According to new research from Goldman Sachs, Japan’s strong post-Covid recovery in consumption has “slowed considerably so far in 2023” to levels that are still 4 per cent below the pre-pandemic average.
The problem is partly down to the effects of long-awaited higher inflation, with real incomes falling 3 to 4 per cent since 2022. But the more significant issue might involve changes to how people live and work brought about by the pandemic, says Goldman Sach’s senior Japan economist, Tomohiro Ota.
By that he means the kind of things — such as fitness clubs and pachinko parlours, as well as the after-work restaurants and bars crowding the city — where consumption remains “stagnant”, or at least 10 per cent below 2018 levels on average this year.
Pubs and izakayas have seen spending fall by 39 per cent in the first half of the year compared with 2018, even as lockdown-friendly pursuits stayed buoyant and other sectors that suffered — like travel — bounced back.
“The changes in the consumption patterns . . . make it feel like this time is actually different,” said Ota. “There has been a huge drop in group dinners, including for business, and that means a huge drop in drinking with clients. Group dinners in Japan usually include alcohol and this has just massively slowed down.”
Also watching the data closely are companies, including those in the beer business, that haven’t seen sales recover or food groups that are struggling with consumption being too weak for price increases. Retailers Lawson and Aeon started cutting prices on some products from last month, raising concerns about whether the recent trend for increase in product prices and wages will continue.
Entrenched working-from-home practices might not be the only reason for the slump. Ota thinks that the way Japanese people socialise might have structurally shifted since the pandemic, pointing to the fact that while reservations for group meals for business purposes are down by 50 per cent this year, the fall in restaurant traffic also extends into the weekend and holidays.
The first-order effect of all of these changes might seem prosaic: restaurants do fail, often at a higher rate than other businesses. And a reordering of demand is not necessarily a bad thing overall for the economy if people decide they would prefer to spend their money at home on takeaways and Netflix, instead of out at restaurants and theatres.
But if Goldman’s parsing of the data is correct and this slowdown in demand presages lower consumption for a longer period than expected, then the ramifications could be wider.
Goldman estimates that everyday services spending is around 15 per cent of total consumption.

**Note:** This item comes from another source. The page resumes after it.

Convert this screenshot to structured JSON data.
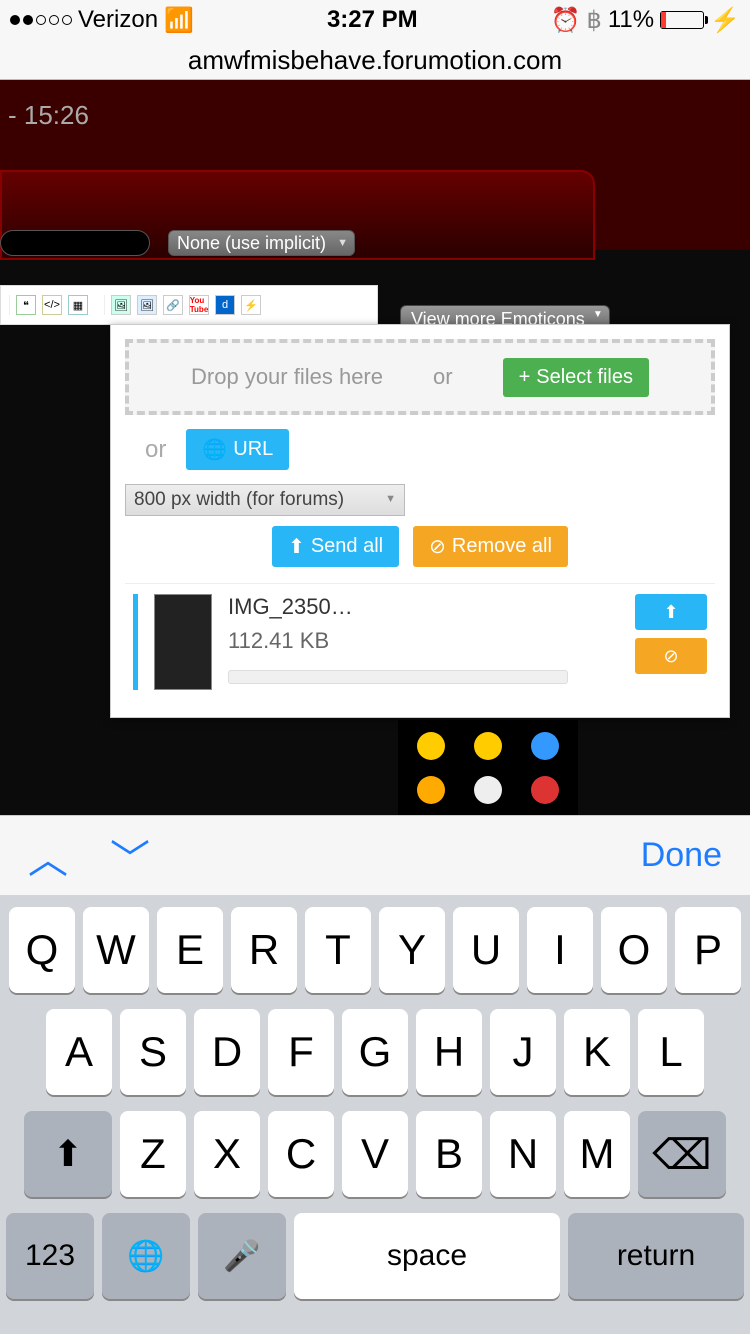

So if that is indeed running significantly below its 2018 level then other sectors that have bounced after the pandemic will not be able to fully compensate.
And, says the bank, it “strongly suggests that consumption may not return to pre-pandemic levels” even long after the Covid era. That in turn could make the already difficult monetary policy decision for the Bank of Japan even more complicated.
Stefan Angrick, senior economist at Moody’s Analytics, says the BoJ is trying to talk down the yen because it does not want to hike rates until the domestic economy is in full health. This will be “a very difficult line to walk”, Angrick says.
And even if the current regime of cheap money has obvious advantages, many chief executives think higher interest rates are a price worth paying if it means a thriving economy.
“I think there’ll be a lot more benefits and merit and that comes from a better economy, which will more than offset the rising cost of our debt. So I really hope that the economy will get to that point that the BoJ will raise interest rates,” said Atsushi Katsuki, CEO of beer group Asahi.